Skilled nursing providers have faced pressure to break into area hospitals’ top-tier referral groups — the increasingly select few deemed fit to manage acute care operators’ patient populations across the continuum. But when SNFs size up their competitors in their marketplaces, are they facing off for a slot in a hospital’s top five, or top 100?
The size of hospitals’ preferred skilled nursing networks varies wildly depending on location and patient volume, several experts told Skilled Nursing News, but all are shrinking — and the savviest operators are the ones with a pulse on their particular market landscape.
“The short answer is: There’s no right number that applies to all hospitals,” Brian Fuller, an independent health care consultant, said. “Instead, there’s some common factors that determine what the right size is. I’ve seen networks as small as six or seven, and as big as 30, and everything in between.”
A few dozen also isn’t even necessarily the high boundary: A recent study of hospital networks found that some discharged patients into more than 350 individual SNFs over an 18-month span earlier in the decade. While he couldn’t speak to that particular study directly, Fuller posited that network figures could be artificially inflated by individual rural patients who travel significant distances for acute care, but then want to return to a skilled facility closer to home.
“Where you get noise in the network is people go back to their homes, and that could be 90 miles away, and so you get a lot of what I would characterize as onesies-twosies that make it seem like they have a quote-unquote large network,” Fuller, who has previously worked at care transitions provider naviHealth and health care consultancy Avalere, said.
Not set in stone
In general, Fuller said it’s best not to look at a SNF network as an unchanging roster of providers from which hospitals can never deviate. Rather, sending 70% to 80% of patients to a trusted group of high-quality SNFs is more the norm, with the remainder going to other providers for a variety of reasons, including geographic location and consumer preference.
Hospital administrators and care coordinators can then focus on beefing up the relationships with those key providers in the true inner circle.
“You’re going to work with that subset of SNFs in a much more meaningful way. You’re going to clinically integrate and collaborate. You’re going to share data and information; you might give them access to your medical records and vice versa,” he said.
There’s another reason hospitals shouldn’t view their SNF partnerships as static: specialization. As skilled nursing operators look to set themselves apart from the competition in new payment models, some providers have turned to ventilators, cardiac recovery programs, and other specialty services that not all SNFs provide.
Anne Tumlinson, founder of research and advisory firm Anne Tumlinson Innovations, told SNN that hospitals should always have “backup” relationships with providers that can offer certain services that buildings in its core preferred network can’t.
“Without question, if a hospital really wants a strong post-acute care program, it needs to consider its specific needs in the context of the SNFs in its market,” she said. “What doesn’t work is to log onto Nursing Home Compare and select the five SNFs with the highest stars and lowest readmission rates and call it a day.”
Population size matters
Acute care hospitals in urban areas naturally require a larger footprint to handle the increased patient volume. But even in a rapidly growing metropolitan area of more than 7 million people, Dallas-Fort Worth Hospital Council president and CEO Steve Love had a fairly narrow definition of preferred networks.
“I can’t say a specific number, but you certainly don’t want to be referring to a lot. It would be nice if you had a network where, I would say, 10 or less, depending on the demographics,” Love said, adding that the number could be a little higher in a market like the Dallas metroplex, which added 146,000 residents in 2017 to lead the nation in population growth.
Dallas sits in fourth place nationwide among metropolitan areas by population, succeeded only by the New York City, Los Angeles, and Chicago regions.

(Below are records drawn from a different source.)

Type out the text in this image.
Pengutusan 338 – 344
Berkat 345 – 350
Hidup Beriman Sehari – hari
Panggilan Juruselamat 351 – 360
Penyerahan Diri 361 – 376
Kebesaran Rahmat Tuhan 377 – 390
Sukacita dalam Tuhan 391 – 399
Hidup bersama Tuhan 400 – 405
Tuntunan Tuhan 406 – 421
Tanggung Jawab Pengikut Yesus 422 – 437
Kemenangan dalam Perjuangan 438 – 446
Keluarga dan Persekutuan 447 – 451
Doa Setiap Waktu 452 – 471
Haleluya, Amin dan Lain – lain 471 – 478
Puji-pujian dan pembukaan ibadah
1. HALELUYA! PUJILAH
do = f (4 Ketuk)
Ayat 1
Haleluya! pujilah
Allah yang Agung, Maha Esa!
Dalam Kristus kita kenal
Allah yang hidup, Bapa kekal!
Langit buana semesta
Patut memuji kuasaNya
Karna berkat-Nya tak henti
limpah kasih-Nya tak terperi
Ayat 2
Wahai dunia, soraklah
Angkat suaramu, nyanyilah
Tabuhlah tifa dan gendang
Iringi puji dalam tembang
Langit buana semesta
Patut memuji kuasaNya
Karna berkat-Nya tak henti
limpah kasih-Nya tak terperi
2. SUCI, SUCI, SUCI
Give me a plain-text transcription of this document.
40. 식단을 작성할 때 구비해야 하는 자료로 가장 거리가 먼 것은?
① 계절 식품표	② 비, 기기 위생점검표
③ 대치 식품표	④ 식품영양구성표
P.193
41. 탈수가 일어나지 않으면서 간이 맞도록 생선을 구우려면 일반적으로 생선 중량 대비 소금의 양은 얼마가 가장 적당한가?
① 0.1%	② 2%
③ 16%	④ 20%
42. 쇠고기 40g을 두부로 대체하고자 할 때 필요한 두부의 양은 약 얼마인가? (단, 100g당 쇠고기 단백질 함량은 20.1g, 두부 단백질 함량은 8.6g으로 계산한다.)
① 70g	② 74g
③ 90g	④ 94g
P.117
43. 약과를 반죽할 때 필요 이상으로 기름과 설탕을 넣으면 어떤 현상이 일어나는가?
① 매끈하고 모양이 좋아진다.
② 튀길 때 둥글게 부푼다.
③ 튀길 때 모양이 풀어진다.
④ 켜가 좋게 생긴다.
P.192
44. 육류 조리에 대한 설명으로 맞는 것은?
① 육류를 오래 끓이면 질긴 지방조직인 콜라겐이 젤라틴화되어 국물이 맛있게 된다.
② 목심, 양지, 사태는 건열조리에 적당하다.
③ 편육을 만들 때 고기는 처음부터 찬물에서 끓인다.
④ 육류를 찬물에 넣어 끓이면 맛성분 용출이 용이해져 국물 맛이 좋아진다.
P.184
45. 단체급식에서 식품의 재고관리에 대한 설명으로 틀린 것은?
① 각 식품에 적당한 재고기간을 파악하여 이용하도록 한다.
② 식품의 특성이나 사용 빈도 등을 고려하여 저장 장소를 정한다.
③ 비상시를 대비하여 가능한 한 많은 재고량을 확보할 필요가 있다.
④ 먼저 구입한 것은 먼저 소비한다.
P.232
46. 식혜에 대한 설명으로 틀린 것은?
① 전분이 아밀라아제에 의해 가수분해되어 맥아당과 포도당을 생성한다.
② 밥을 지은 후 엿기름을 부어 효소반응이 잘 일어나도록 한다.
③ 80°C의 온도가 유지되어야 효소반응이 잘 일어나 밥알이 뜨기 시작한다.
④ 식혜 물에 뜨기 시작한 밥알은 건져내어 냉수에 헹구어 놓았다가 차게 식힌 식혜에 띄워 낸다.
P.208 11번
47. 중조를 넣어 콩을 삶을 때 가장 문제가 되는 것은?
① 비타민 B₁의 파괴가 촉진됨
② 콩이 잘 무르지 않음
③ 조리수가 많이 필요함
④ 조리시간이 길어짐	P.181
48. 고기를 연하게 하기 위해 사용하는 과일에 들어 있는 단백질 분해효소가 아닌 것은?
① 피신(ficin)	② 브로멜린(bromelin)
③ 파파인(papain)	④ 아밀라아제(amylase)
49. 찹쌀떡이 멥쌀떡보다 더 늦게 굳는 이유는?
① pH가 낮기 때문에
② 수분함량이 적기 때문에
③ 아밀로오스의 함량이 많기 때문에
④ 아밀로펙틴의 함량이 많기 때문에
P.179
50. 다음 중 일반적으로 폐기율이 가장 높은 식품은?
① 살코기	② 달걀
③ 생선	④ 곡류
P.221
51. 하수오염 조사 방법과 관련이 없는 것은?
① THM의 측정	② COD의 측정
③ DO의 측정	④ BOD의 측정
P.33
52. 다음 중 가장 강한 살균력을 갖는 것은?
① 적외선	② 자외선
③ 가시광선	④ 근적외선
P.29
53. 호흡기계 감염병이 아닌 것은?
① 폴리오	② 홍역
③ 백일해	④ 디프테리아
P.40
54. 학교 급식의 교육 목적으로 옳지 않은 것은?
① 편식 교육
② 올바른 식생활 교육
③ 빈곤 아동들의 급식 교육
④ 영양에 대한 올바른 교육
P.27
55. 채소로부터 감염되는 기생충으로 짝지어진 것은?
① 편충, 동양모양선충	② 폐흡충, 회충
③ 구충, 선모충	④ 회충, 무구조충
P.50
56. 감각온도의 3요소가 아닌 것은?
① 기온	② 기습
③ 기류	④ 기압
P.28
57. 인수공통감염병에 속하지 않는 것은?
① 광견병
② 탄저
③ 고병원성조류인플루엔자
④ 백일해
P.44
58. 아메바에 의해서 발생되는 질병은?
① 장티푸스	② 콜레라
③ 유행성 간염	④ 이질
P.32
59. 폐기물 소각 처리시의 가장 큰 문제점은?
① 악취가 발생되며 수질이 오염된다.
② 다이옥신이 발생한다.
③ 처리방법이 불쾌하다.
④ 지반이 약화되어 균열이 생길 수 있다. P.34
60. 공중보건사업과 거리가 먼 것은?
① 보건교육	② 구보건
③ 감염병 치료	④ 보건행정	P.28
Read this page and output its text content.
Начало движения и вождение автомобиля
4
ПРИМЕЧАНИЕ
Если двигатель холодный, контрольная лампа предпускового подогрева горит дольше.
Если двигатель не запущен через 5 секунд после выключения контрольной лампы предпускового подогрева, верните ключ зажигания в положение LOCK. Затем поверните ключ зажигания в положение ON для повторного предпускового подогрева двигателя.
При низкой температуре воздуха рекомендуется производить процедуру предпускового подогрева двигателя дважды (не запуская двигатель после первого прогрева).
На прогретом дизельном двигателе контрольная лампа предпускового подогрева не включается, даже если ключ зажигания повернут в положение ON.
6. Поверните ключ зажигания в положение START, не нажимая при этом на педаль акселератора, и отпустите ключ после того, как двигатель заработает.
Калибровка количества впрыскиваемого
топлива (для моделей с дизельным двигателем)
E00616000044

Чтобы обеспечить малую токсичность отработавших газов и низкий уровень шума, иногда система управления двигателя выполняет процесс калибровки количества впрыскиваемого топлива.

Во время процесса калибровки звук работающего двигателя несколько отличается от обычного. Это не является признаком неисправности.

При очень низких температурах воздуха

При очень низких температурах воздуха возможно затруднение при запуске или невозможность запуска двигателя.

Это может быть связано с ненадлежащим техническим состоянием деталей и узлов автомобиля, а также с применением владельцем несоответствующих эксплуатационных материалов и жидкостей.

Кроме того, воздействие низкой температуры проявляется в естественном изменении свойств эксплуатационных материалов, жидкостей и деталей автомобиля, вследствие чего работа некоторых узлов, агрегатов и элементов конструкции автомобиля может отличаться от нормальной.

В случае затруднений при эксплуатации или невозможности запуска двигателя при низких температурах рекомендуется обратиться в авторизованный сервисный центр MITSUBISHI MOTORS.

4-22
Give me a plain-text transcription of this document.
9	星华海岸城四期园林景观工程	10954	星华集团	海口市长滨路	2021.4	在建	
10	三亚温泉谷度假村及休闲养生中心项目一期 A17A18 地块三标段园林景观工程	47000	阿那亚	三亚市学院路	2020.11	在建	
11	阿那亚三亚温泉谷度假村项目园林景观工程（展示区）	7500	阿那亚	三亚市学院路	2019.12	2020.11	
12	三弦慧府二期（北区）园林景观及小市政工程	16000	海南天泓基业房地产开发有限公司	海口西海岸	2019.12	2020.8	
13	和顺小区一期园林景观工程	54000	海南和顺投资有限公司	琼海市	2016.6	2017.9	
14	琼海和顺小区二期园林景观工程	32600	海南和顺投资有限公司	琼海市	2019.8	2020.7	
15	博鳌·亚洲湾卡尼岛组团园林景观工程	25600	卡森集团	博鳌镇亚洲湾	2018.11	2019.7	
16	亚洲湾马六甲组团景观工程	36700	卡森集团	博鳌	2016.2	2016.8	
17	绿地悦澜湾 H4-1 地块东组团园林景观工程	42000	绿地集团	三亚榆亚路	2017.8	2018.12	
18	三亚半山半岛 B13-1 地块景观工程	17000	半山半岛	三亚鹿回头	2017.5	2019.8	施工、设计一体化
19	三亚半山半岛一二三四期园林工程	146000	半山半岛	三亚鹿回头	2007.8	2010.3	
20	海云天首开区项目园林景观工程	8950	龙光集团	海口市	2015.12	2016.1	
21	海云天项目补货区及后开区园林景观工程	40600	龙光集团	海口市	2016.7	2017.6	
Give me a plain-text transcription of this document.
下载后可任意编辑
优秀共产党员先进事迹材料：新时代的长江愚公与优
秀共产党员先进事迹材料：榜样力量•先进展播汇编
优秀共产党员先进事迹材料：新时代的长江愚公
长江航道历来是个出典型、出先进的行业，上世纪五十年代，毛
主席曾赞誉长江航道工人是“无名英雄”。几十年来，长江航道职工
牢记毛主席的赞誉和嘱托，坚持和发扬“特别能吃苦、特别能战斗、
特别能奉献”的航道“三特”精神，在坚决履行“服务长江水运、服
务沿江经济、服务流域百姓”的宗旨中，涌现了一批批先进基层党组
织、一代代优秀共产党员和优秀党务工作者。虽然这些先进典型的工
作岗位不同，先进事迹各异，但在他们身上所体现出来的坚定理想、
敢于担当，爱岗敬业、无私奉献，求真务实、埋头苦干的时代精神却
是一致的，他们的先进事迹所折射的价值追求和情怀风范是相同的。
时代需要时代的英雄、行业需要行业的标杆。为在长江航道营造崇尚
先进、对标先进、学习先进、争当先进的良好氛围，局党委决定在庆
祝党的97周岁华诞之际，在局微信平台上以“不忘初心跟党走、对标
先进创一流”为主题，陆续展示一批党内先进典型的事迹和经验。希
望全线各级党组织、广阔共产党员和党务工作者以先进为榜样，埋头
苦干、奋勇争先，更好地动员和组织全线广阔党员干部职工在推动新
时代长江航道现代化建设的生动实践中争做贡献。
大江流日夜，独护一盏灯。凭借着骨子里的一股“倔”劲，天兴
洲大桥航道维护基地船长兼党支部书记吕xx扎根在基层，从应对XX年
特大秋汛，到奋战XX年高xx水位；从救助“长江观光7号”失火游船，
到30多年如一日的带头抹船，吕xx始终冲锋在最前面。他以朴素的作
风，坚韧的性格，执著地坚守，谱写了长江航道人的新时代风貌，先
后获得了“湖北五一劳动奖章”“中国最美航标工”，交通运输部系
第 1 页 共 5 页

Still, Love emphasized that building a SNF network — at least from the hospital side — has less to do with a specific cutoff number and more to do with demonstrated quality. In a payment system where hospitals are increasingly asked to share risk with skilled nursing providers and other downstream care settings, acute care providers will aim to build a stable of SNFs that can prevent readmissions and provide solid clinical outcomes, then back into a firm number from there.
“Sometimes, and it may not be that easy, but if the medical and clinical professionals can round together at least once in a while to know the clinical effectiveness of what they have, it may mean that you might not need as [high] a number,” Love said. “It’s hard to put a number on it, but I’d say around 10 to 12 — as log as the clinical criteria is being met appropriately.”
No matter what their eventual size, Fuller stressed that many hospital networks have gotten more serious about developing a stable of trusted partners over the last few years. Half a decade ago, the networks tended to be preferred in name only, with maybe some data-sharing but no major shifts in volume to the chosen ones. But as acute care providers are forced to take on more and more risk — especially as their reimbursements depend on how well SNFs can keep residents out of the hospital — they’re increasingly starting to walk the walk when it comes to true network collaboration.
“When a hospital says they have a network, for example, you are seeing now clinical collaboration in ways you didn’t see five years ago,” he said. “You are seeing the hospital discharge planning process and materials and decision points change such that it does result in real volume starting to shift to those network members.”